Wat heeft de cliënt nodig om zo lang mogelijk zelfstandig te blijven wonen en zelfredzaam te zijn. Daar ligt nu en de toekomst de nadruk op. Ik kan mij voorstellen dat onze wijkverpleging over 10 jaar de focus heeft op het volgen van cliënten; de ondersteuning evalueren en bijstellen. We komen dan vooral in complexe situaties en mogelijk niet meer voor een was- of douchebeurt. Ik verwacht dat er dan douches op de markt zijn waarin je gewassen en daarna automatisch gedroogd wordt. De zorgmedewerker over tien jaar kán niet zonder zorgtechnologie. Eigenlijk is het dan ‘anders zorgen’, want er blijft natuurlijk wel een vorm van persoonlijk contact dat we ook dan graag blijven inzetten.  Als ik kijk naar mijn wensenlijstje dan zou een pil tegen dementie hoog bovenaan staan. Het aantal mensen dat dementie krijgt, groeit enorm en het is een nare ziekte. De samenleving zou zo ingericht moeten worden dat we meer naar elkaar omkijken en de wijken vriendelijker zijn voor mensen die ondersteuning nodig hebben, zoals mensen met dementie. Dan kunnen mensen langer thuis, dus buiten een verpleeghuis, blijven wonen. Er zijn al veel hulpmiddelen die daaraan bij kunnen dragen. We kunnen mensen op afstand ’volgen’ met camera’s of sensoren. We weten dan bijvoorbeeld hoe vaak een koelkast open en dicht gaat of hoe vaak iemand naar het toilet gaat. Dat kan een indicatie zijn hoe het met iemand gaat en daar kun je als familie of professional vroegtijdig op inspelen. Met sensoren of GPS-volgsystemen kunnen we mensen met dementie ervoor behoeden dat ze verdwalen. Of een heupairbag die bij een val een gebroken heup kan voorkomen. Dit zijn heel mooie technologieën die uiteindelijk bijdragen aan meer eigen regie en zelfredzaamheid en dus aan meer vrijheid en ruimte. Het mooiste is dat ze overal toegepast kunnen worden, in verpleeghuizen en bij mensen die nog zelfstandig wonen.

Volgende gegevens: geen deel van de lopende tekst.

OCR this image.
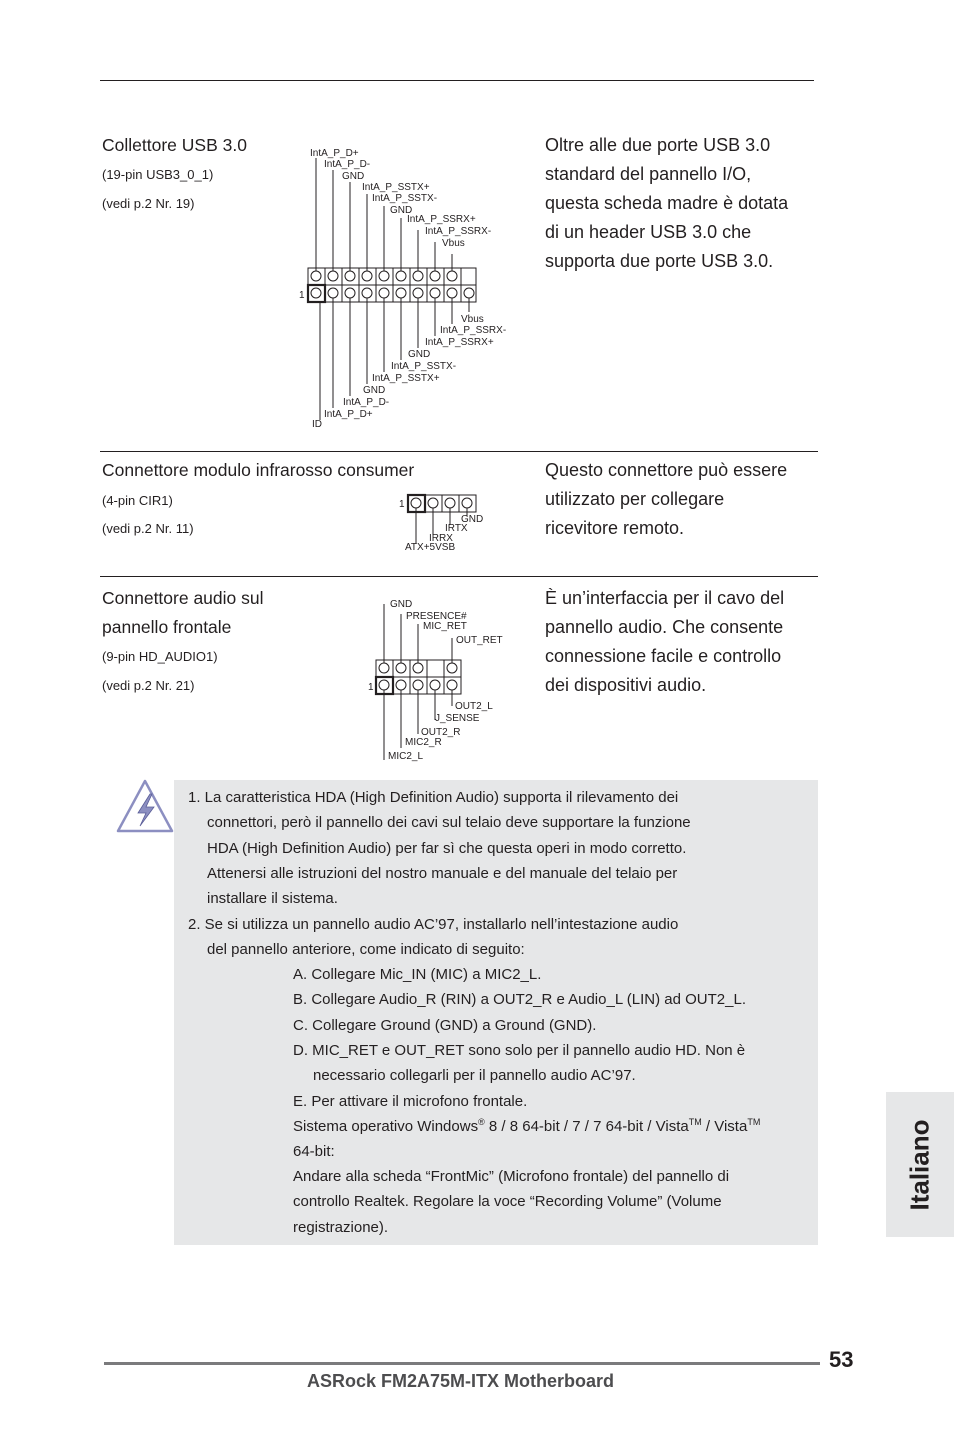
Collettore USB 3.0
(19-pin USB3_0_1)
(vedi p.2 Nr. 19)
Oltre alle due porte USB 3.0
standard del pannello I/O,
questa scheda madre è dotata
di un header USB 3.0 che
supporta due porte USB 3.0.
IntA_P_D+
IntA_P_D-
GND
IntA_P_SSTX+
IntA_P_SSTX-
GND
IntA_P_SSRX+
IntA_P_SSRX-
Vbus
1
Vbus
IntA_P_SSRX-
IntA_P_SSRX+
GND
IntA_P_SSTX-
IntA_P_SSTX+
GND
IntA_P_D-
IntA_P_D+
ID
Connettore modulo infrarosso consumer
(4-pin CIR1)
(vedi p.2 Nr. 11)
Questo connettore può essere
utilizzato per collegare
ricevitore remoto.
1
GND
IRTX
IRRX
ATX+5VSB
Connettore audio sul
pannello frontale
(9-pin HD_AUDIO1)
(vedi p.2 Nr. 21)
È un’interfaccia per il cavo del
pannello audio. Che consente
connessione facile e controllo
dei dispositivi audio.
GND
PRESENCE#
MIC_RET
OUT_RET
1
OUT2_L
J_SENSE
OUT2_R
MIC2_R
MIC2_L
1. La caratteristica HDA (High Definition Audio) supporta il rilevamento dei
connettori, però il pannello dei cavi sul telaio deve supportare la funzione
HDA (High Definition Audio) per far sì che questa operi in modo corretto.
Attenersi alle istruzioni del nostro manuale e del manuale del telaio per
installare il sistema.
2. Se si utilizza un pannello audio AC’97, installarlo nell’intestazione audio
del pannello anteriore, come indicato di seguito:
A. Collegare Mic_IN (MIC) a MIC2_L.
B. Collegare Audio_R (RIN) a OUT2_R e Audio_L (LIN) ad OUT2_L.
C. Collegare Ground (GND) a Ground (GND).
D. MIC_RET e OUT_RET sono solo per il pannello audio HD. Non è
necessario collegarli per il pannello audio AC’97.
E. Per attivare il microfono frontale.
Sistema operativo Windows® 8 / 8 64-bit / 7 / 7 64-bit / Vista™ / Vista™
64-bit:
Andare alla scheda “FrontMic” (Microfono frontale) del pannello di
controllo Realtek. Regolare la voce “Recording Volume” (Volume
registrazione).
Italiano
53
ASRock FM2A75M-ITX Motherboard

In principe kan er niets misgaan

Ik vind het belangrijk dat je op een vroeg tijdstip nadenkt over hoe je oud wilt worden, rond je 60ste is echt niet te vroeg. Denk op tijd na over “Welke mensen heb je om je heen staan, wie zou je kunnen helpen als dat nodig is, hoe woon je? En hoe wil je jouw zelfstandigheid en je eigen regie gaan organiseren?” Door dit op tijd te regelen, kunnen mensen zo lang mogelijk zelfstandig blijven wonen.

De technologische ontwikkeling moeten we willen omarmen en daar gebruik van maken. Dat geldt ook voor cliënten en voor zorgmedewerkers. Natuurlijk kan het lastig zijn om in bepaalde situaties zorgtechnologie in te zetten, vooral als je zelf niet zo goed weet hoe iets werkt. De angst daarvoor kan belemmeren, maar in principe kan er niets misgaan. Uitproberen of hulp vragen, dat vind ik juist sterk. Dat is ook mijn boodschap aan iedereen; stel vragen en deel je onzekerheid als het om zorgtechnologie gaat. En maak dus gebruik van de TZA!

Ik ben benieuwd naar de visie van Willem den Hartog van Aveleijn die ik graag het woord geef voor de volgende TZA-nieuwsbrief.